2. Unfortunately is does not. It was a little mistake on my part for where you need the WRITE access. For Federated Catalog, you need to set tup 2 storage location. 

Authorized Paths: This is the root storage bucket of all Iceberg tables from the provider which the provider has to grant read-only ACCESS. Again, because you don't use IRC APIs and not able to fetch temp vend creds, there is no way to easily lock down the sub folders for the tables DBX needs access by the provider. If they 1000 Iceberg tables but want to grant you 100 of them via the catalog, they either need to give read access to root for all tables (which is not secure) OR they somehow have to come up with complex IAM rules that grants access to only those 100 tables(that is a maintenance nightmare as IAM rules are separate than RBAC.  IF they grant you access to more tables or remove RBAC access to existing tables, provider than has to to their IAM rules and make sure they fix them each time to match the proper folders). Either way, this is not something anyone would use unless it is the same company, provider fully trusts the Databricks team with their files and no compliancy issues. 

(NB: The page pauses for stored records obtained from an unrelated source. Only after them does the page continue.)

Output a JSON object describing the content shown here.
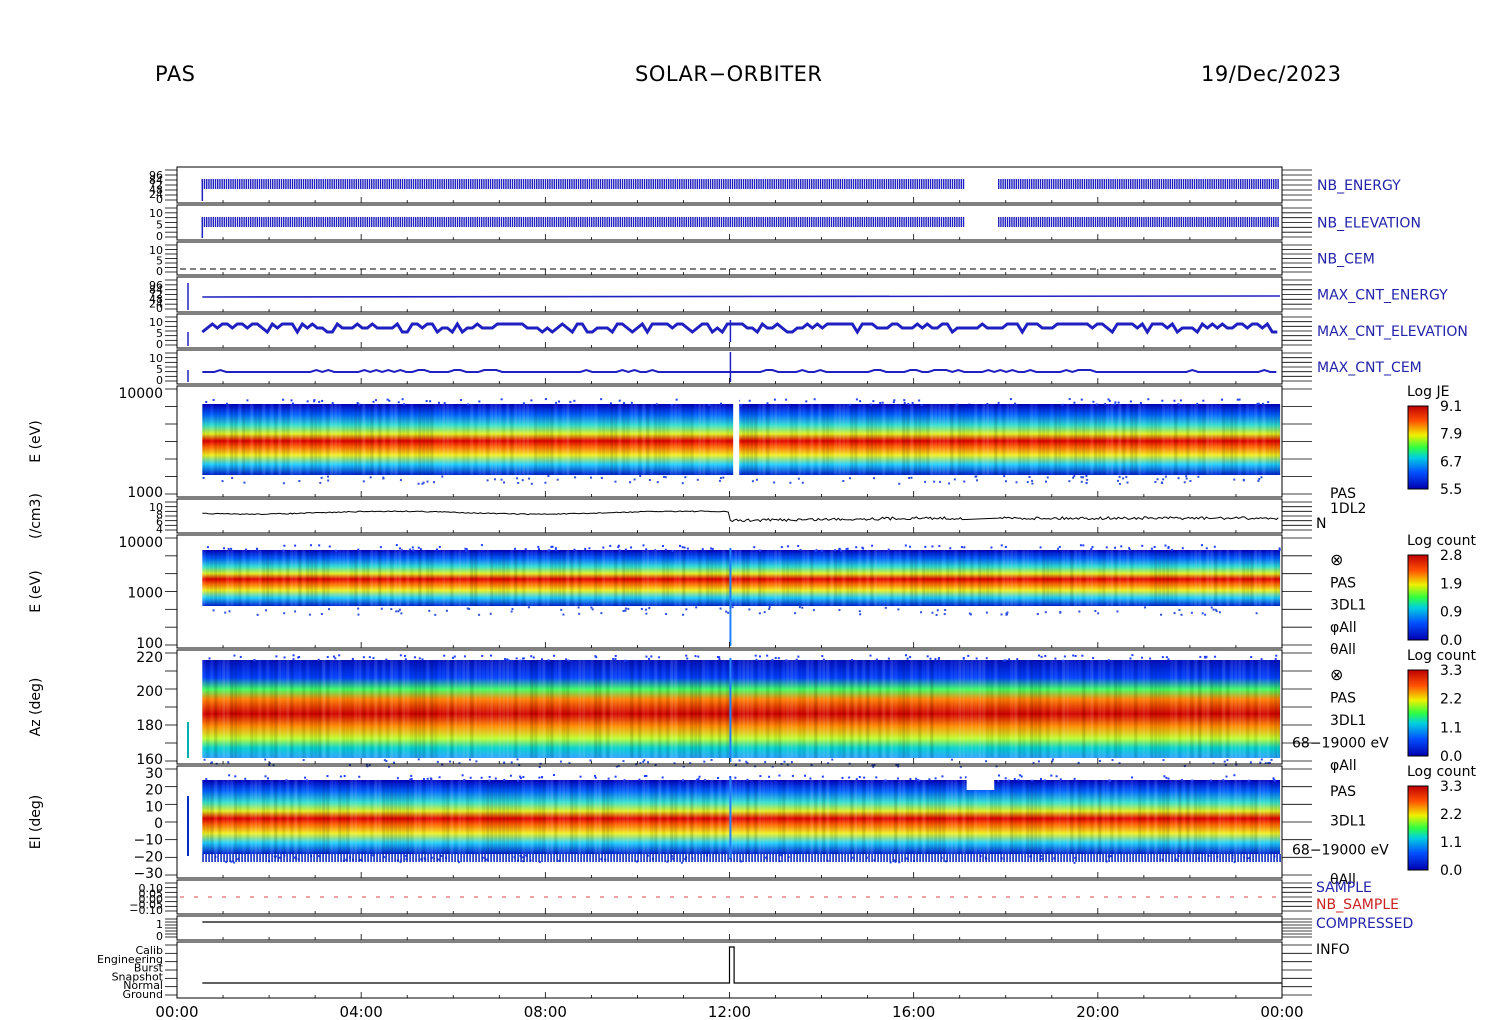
{
  "header": {
    "left": "PAS",
    "center": "SOLAR−ORBITER",
    "right": "19/Dec/2023"
  },
  "chart_data": {
    "type": "heatmap",
    "x_axis": {
      "ticks": [
        "00:00",
        "04:00",
        "08:00",
        "12:00",
        "16:00",
        "20:00",
        "00:00"
      ],
      "range_hours": [
        0,
        24
      ]
    },
    "panels": [
      {
        "id": "nb-energy",
        "type": "line",
        "label": "NB_ENERGY",
        "label_color": "#2222aa",
        "yticks": [
          "96",
          "84",
          "72",
          "48",
          "24",
          "0"
        ],
        "pattern": "dense-blue",
        "gap_hours": [
          17.1,
          17.8
        ],
        "feature_hour": 12.0
      },
      {
        "id": "nb-elevation",
        "type": "line",
        "label": "NB_ELEVATION",
        "label_color": "#2222aa",
        "yticks": [
          "10",
          "5",
          "0"
        ],
        "pattern": "dense-blue",
        "gap_hours": [
          17.1,
          17.8
        ]
      },
      {
        "id": "nb-cem",
        "type": "line",
        "label": "NB_CEM",
        "label_color": "#2222aa",
        "yticks": [
          "10",
          "5",
          "0"
        ],
        "pattern": "dashed-zero"
      },
      {
        "id": "max-cnt-energy",
        "type": "line",
        "label": "MAX_CNT_ENERGY",
        "label_color": "#2222aa",
        "yticks": [
          "96",
          "84",
          "72",
          "48",
          "24",
          "0"
        ],
        "pattern": "flat-blue"
      },
      {
        "id": "max-cnt-elevation",
        "type": "line",
        "label": "MAX_CNT_ELEVATION",
        "label_color": "#2222aa",
        "yticks": [
          "10",
          "5",
          "0"
        ],
        "pattern": "step-blue"
      },
      {
        "id": "max-cnt-cem",
        "type": "line",
        "label": "MAX_CNT_CEM",
        "label_color": "#2222aa",
        "yticks": [
          "10",
          "5",
          "0"
        ],
        "pattern": "low-blue"
      },
      {
        "id": "energy-je",
        "type": "spectrogram",
        "ylabel": "E (eV)",
        "yticks": [
          "10000",
          "1000"
        ],
        "colorbar": {
          "title": "Log JE",
          "ticks": [
            "9.1",
            "7.9",
            "6.7",
            "5.5"
          ]
        },
        "peak_log_ev": 3.25,
        "gap_hours": [
          17.1,
          17.8
        ]
      },
      {
        "id": "density",
        "type": "line",
        "ylabel": "(/cm3)",
        "yticks": [
          "10",
          "8",
          "6",
          "4"
        ],
        "side_label": [
          "PAS",
          "1DL2",
          "N"
        ],
        "values_start": 7.5,
        "values_end": 6.0
      },
      {
        "id": "energy-count",
        "type": "spectrogram",
        "ylabel": "E (eV)",
        "yticks": [
          "10000",
          "1000",
          "100"
        ],
        "colorbar": {
          "title": "Log count",
          "ticks": [
            "2.8",
            "1.9",
            "0.9",
            "0.0"
          ]
        },
        "side_label": [
          "⊗",
          "PAS",
          "3DL1",
          "φAll",
          "θAll"
        ],
        "peak_log_ev": 3.25
      },
      {
        "id": "azimuth",
        "type": "spectrogram",
        "ylabel": "Az (deg)",
        "yticks": [
          "220",
          "200",
          "180",
          "160"
        ],
        "colorbar": {
          "title": "Log count",
          "ticks": [
            "3.3",
            "2.2",
            "1.1",
            "0.0"
          ]
        },
        "side_label": [
          "⊗",
          "PAS",
          "3DL1",
          "68−19000 eV",
          "φAll"
        ],
        "peak_deg": 180
      },
      {
        "id": "elevation",
        "type": "spectrogram",
        "ylabel": "El (deg)",
        "yticks": [
          "30",
          "20",
          "10",
          "0",
          "−10",
          "−20",
          "−30"
        ],
        "colorbar": {
          "title": "Log count",
          "ticks": [
            "3.3",
            "2.2",
            "1.1",
            "0.0"
          ]
        },
        "side_label": [
          "PAS",
          "3DL1",
          "68−19000 eV",
          "θAll"
        ],
        "peak_deg": 3
      },
      {
        "id": "sample",
        "type": "line",
        "yticks": [
          "0.10",
          "0.05",
          "0.00",
          "−0.05",
          "−0.10"
        ],
        "labels": [
          {
            "text": "SAMPLE",
            "color": "#2222aa"
          },
          {
            "text": "NB_SAMPLE",
            "color": "#cc2222"
          }
        ]
      },
      {
        "id": "compressed",
        "type": "line",
        "yticks": [
          "1",
          "0"
        ],
        "labels": [
          {
            "text": "COMPRESSED",
            "color": "#2222aa"
          }
        ]
      },
      {
        "id": "info",
        "type": "line",
        "yticks": [
          "Calib",
          "Engineering",
          "Burst",
          "Snapshot",
          "Normal",
          "Ground"
        ],
        "labels": [
          {
            "text": "INFO",
            "color": "#000000"
          }
        ],
        "step_hour": 12.1
      }
    ]
  }
}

Storage Location: This is where you need to define an additional cloud storage for Federated Catalog to be able to WRITE.  It needs this because Databricks Serverless & PHOTON engines & UNITY does not read ICEBERG table format directly. They can read the actual Data Parquet files but the IB metadata files. This is why it needs this access as it needs to create Delta version of the iceberg table metadata and that's what Databricks Engines use to query the tables directly.  

3. I explain the WRITE requirement. It is not for the IB storage location but can be any Storage bucket. It is required to read IB tables using Databricks compute for federated catalog.

4. This is where Databricks keeps giving the same unrelated wrong answer to this same question and creating confusion in the field and the customer base who manage data in external Iceberg Catalogs like Horizon, Glue & etc.. Reminder: The question was CAN DATABRICKS COMPUTE TALK TO OTHER EXTERNAL IRC CATALOGS USING IRC APIS & USE VENDED CREDS to access their Iceberg tables. 

It was NOT "Does Databricks uses IRC APIs and Vended Creds to Serve its own tables within UNITY?."  Databricks seems to purposefully give this misleading answer every time to avoid giving the correct answer. The answer is about Whether Databricks can to access other catalogs and not the other way around. The correct answer is Databricks currently HAS NO NATIVE SUPPORT FOR READING OR WRITING to external Iceberg tables using IRC API or by using Vended Creds to access the data files.

This is why it still needs JDBC connection to run SQL metadata queries to find what the table columns look like, where the tables files are stored and pre-approved permanent READ-ONLY access to read those files + another storage bucket with WRITE access to generate the Delta Matadata files for their compute to be able to query these tables.

If Databricks has support for "Their compute to read/write other external catalogs" using IRC APIs, then none of the above would be needed. No need for JDBC because you wouldn't run SQL "metadata" queries that cost Snowflake customers money as APIs give you all that info, Wouldn't need permanent read access IB files ahead of time as IRC APIs give temp vended creds to access the files.